In terms of a specific product you can buy, the Apple product of the year was AirPods Pro. I think AirPods has been one of Apple’s most successful products of the decade. No, it’s not a computing platform, there’s no AirPods app store (yet?), but this is a product that grabbed hold of a category that was on the verge of greatness and transformed it into the mainstream—and took the bulk of the sales in that category as a reward. AirPods Pro goes way beyond the originals, with customizable fits and active noise cancelling. Sure, there are still more lands to be conquered—reduced latency and perhaps a set of Apple-branded over-ear AirPods Studio headphones—but this was a great product that got even better.

This year I constructed a top 10 TV shows list for the TV Talk Machine podcast, but five shows really stood out as the cream of the crop: “Watchmen” (HBO), “Counterpart” (Starz, now available on iTunes), “Chernobyl” (HBO), “Sex Education” (Netflix), and “What We Do in the Shadows” (FX). I give all of them my highest endorsement.

I don’t have a favorite album of 2019, because I spent most of my time digging through curated playlists on Apple Music or listening to SiriusXM in the car. But I did create a favorites of 2019 playlist of my own, made by collecting songs I really liked throughout the year. Apple also went to the effort of creating a collection of my most-played music of 2019, including a bunch of stuff that’s not from 2019. I also attempted to force myself to make a 10 favorite songs of the decade list, but if forced to make it again in a week I might choose an entirely different list. Except for “All This Time” by Jonathan Coulton—that’s on the list in every timeline.

Books I really enjoyed this year: I had to back up and read Every Heart a Doorway by Seanan McGuire in order to read her Hugo-nominated follow-up Beneath the Sugar Sky. I’ve hated some of McGuire’s books and liked others, but I was not prepared for how much I loved this series of novellas about what happens when the human children who travel to a fantasy realm are ultimately returned home. (The answer is, they’re really messed up by their experiences and desperate to return to the fantasy world they’ve been ejected from.)

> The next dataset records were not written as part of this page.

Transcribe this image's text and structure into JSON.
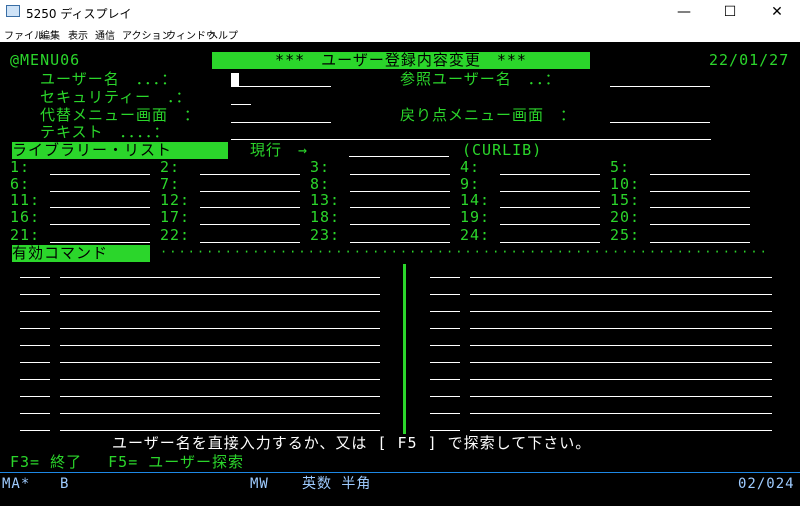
{
  "window": {
    "title": "5250 ディスプレイ",
    "minimize": "—",
    "maximize": "☐",
    "close": "✕"
  },
  "menu": [
    "ファイル",
    "編集",
    "表示",
    "通信",
    "アクション",
    "ウィンドウ",
    "ヘルプ"
  ],
  "screen": {
    "menu_id": "@MENU06",
    "title": "***　ユーザー登録内容変更　***",
    "date": "22/01/27",
    "labels": {
      "user_name": "ユーザー名　．．．：",
      "security": "セキュリティー　．：",
      "alt_menu": "代替メニュー画面　：",
      "text": "テキスト　．．．．：",
      "ref_user": "参照ユーザー名　．．：",
      "return_menu": "戻り点メニュー画面　："
    },
    "library_header": "ライブラリー・リスト",
    "current_label": "現行　→",
    "curlib": "(CURLIB)",
    "library_numbers": [
      "1:",
      "2:",
      "3:",
      "4:",
      "5:",
      "6:",
      "7:",
      "8:",
      "9:",
      "10:",
      "11:",
      "12:",
      "13:",
      "14:",
      "15:",
      "16:",
      "17:",
      "18:",
      "19:",
      "20:",
      "21:",
      "22:",
      "23:",
      "24:",
      "25:"
    ],
    "commands_header": "有効コマンド",
    "message": "ユーザー名を直接入力するか、又は [ F5 ] で探索して下さい。",
    "fkeys": "F3= 終了　 F5= ユーザー探索"
  },
  "status_bar": {
    "ma": "MA*",
    "b": "B",
    "mw": "MW",
    "mode": "英数 半角",
    "position": "02/024"
  }
}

Rebecca Roanhorse’s Trail of Lightning was nominated for the Hugo and Nebula awards this year, and I really enjoyed it. It’s a bit like “Buffy the Vampire Slayer”, except the slayer is a Navajo who lives in a post-apocalyptic world where modern civilization has crumbled but the Navajo nation is resurgent—and the old gods and demons have awakened.

Finally, three nonfiction books with your attention if the subject matter interests you: Joe Posnanski’s The Life and Afterlife of Harry Houdini is a brilliantly written story that is simultaneously about who Harry Houdini really was and the space he continues to reside in our culture. It’s also about immigrants and self-made men and magic and David Copperfield’s unbelievable private museum. Screenwriter J. Michael Straczynski’s Becoming Superman is a harrowing (but ultimately uplifting?) memoir of a person put into the worst possible circumstances finding a way to survive and get out. And Ben Lindbergh and Travis Sawchik’s The MVP Machine is a great look at the revolution that’s happening in baseball today regarding player development. If you read “Moneyball” and think you understand how baseball works in the 21st century, you are wrong and need to read The MVP Machine immediately.